Os governos da França, Alemanha e Espanha estão entre os acionários da Airbus. A diretoria da empresa diz que não pensa em pedir intervenção financeira direta e nem aumento de capital, mas espera que a Europa se una para vencer a crise. "Nós fazemos face a uma crise sanitária mundial e excepcionalmente grave, mas também a uma crise econômica mundial duríssima e ambas devem ser tratadas ao mesmo tempo", pede Guillaume Faury.

"Eu não acredito que os homens percam a vontade de descobrir o planeta. Mas será necessário encontrar soluções para mostrar aos passageiros a segurança sanitária do transporte aéreo. Porém, a nossa indústria é resiliente e já mostramos isso", acrescenta o executivo na entrevista ao jornal francês.

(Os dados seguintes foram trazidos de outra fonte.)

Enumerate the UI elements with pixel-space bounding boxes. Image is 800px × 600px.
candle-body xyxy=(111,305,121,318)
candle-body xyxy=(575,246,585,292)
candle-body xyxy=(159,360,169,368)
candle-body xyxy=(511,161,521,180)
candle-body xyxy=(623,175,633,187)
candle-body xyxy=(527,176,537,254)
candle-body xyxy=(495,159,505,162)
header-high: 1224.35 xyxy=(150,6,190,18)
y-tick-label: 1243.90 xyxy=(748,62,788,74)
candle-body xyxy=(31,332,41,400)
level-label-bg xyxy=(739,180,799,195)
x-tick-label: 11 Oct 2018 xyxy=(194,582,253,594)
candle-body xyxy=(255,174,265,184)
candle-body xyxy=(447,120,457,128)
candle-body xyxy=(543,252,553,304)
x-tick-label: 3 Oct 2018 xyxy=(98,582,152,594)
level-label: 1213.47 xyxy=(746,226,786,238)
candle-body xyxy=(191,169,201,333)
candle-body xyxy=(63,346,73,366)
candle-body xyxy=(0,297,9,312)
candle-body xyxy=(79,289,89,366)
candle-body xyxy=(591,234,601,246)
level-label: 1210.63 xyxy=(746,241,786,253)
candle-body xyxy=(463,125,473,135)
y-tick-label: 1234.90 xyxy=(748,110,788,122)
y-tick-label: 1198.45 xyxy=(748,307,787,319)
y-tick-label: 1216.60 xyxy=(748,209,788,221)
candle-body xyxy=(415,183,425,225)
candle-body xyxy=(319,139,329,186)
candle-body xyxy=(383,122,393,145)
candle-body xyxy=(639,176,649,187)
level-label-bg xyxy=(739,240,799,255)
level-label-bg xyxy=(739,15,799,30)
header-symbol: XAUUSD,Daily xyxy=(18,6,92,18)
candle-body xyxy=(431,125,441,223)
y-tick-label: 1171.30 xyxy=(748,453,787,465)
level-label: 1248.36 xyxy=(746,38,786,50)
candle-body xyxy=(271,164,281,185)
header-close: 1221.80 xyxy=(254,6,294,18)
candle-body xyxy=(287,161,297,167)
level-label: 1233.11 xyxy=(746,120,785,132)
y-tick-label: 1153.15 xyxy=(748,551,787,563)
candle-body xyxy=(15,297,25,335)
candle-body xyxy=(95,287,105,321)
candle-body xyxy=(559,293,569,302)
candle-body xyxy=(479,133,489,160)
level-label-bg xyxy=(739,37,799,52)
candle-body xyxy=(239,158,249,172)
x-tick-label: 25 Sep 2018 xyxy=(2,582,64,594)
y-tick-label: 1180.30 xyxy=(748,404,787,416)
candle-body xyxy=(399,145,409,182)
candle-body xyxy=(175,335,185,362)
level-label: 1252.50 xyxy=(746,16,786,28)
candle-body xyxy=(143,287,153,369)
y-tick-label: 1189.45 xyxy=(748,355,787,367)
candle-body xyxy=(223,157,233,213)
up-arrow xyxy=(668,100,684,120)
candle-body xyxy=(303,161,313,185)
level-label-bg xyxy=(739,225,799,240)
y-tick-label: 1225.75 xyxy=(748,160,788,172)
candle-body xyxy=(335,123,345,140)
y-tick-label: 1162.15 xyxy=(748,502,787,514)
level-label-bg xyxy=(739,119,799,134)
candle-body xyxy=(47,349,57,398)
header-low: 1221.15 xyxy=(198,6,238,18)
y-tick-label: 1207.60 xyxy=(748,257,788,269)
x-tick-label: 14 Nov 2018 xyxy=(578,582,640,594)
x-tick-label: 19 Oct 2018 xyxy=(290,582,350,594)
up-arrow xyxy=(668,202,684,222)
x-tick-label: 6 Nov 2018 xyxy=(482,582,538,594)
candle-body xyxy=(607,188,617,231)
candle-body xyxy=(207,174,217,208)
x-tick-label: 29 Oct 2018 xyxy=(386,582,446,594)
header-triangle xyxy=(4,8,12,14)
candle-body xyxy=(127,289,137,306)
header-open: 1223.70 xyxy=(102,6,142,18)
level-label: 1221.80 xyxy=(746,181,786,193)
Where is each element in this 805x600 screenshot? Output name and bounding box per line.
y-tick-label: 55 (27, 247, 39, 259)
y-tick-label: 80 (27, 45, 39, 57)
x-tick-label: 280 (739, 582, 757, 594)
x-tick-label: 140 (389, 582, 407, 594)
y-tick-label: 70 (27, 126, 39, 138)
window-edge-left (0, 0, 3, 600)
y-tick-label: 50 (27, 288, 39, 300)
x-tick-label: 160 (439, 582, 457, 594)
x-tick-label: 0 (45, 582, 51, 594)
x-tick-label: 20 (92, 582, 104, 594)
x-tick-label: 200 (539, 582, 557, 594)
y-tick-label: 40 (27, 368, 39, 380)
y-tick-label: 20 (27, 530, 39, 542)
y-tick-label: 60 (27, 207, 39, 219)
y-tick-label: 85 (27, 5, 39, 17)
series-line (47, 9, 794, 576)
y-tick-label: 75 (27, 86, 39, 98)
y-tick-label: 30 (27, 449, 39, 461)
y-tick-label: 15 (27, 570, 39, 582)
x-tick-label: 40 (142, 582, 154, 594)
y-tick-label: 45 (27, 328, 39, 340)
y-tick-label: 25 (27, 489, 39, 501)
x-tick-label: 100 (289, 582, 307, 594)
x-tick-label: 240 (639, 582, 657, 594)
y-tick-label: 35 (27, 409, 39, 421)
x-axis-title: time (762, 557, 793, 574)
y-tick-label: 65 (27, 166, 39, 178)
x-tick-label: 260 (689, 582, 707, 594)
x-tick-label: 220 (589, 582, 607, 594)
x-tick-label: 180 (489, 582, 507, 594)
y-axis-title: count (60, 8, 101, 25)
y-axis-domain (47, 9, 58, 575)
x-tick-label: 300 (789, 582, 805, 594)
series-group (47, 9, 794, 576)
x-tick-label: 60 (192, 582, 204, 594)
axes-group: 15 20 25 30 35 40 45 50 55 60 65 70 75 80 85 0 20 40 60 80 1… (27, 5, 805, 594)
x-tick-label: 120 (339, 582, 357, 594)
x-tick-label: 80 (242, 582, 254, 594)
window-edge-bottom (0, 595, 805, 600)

Em 2018, a Airbus declarou um faturamento de mais de 60 bilhões de dólares. Quando uma empresa desse porte sente dificuldades, há um efeito em cascata, como alerta Cavalcante.

"Aqui no sul da França a Airbus é uma grande potência econômica, assim como para a França toda. Mas aqui tem os trabalhadores informais, os autônomos que também são impactados por essa pandemia. Claro que todos estão tendo um suporte muito grande do governo francês, mas quando vemos uma empresa grande como a Airbus sofrer, a gente imagina como estão os pequenos comércios e pequenos empresários, sobretudo da área de restaurantes e de turismo", preocupa-se.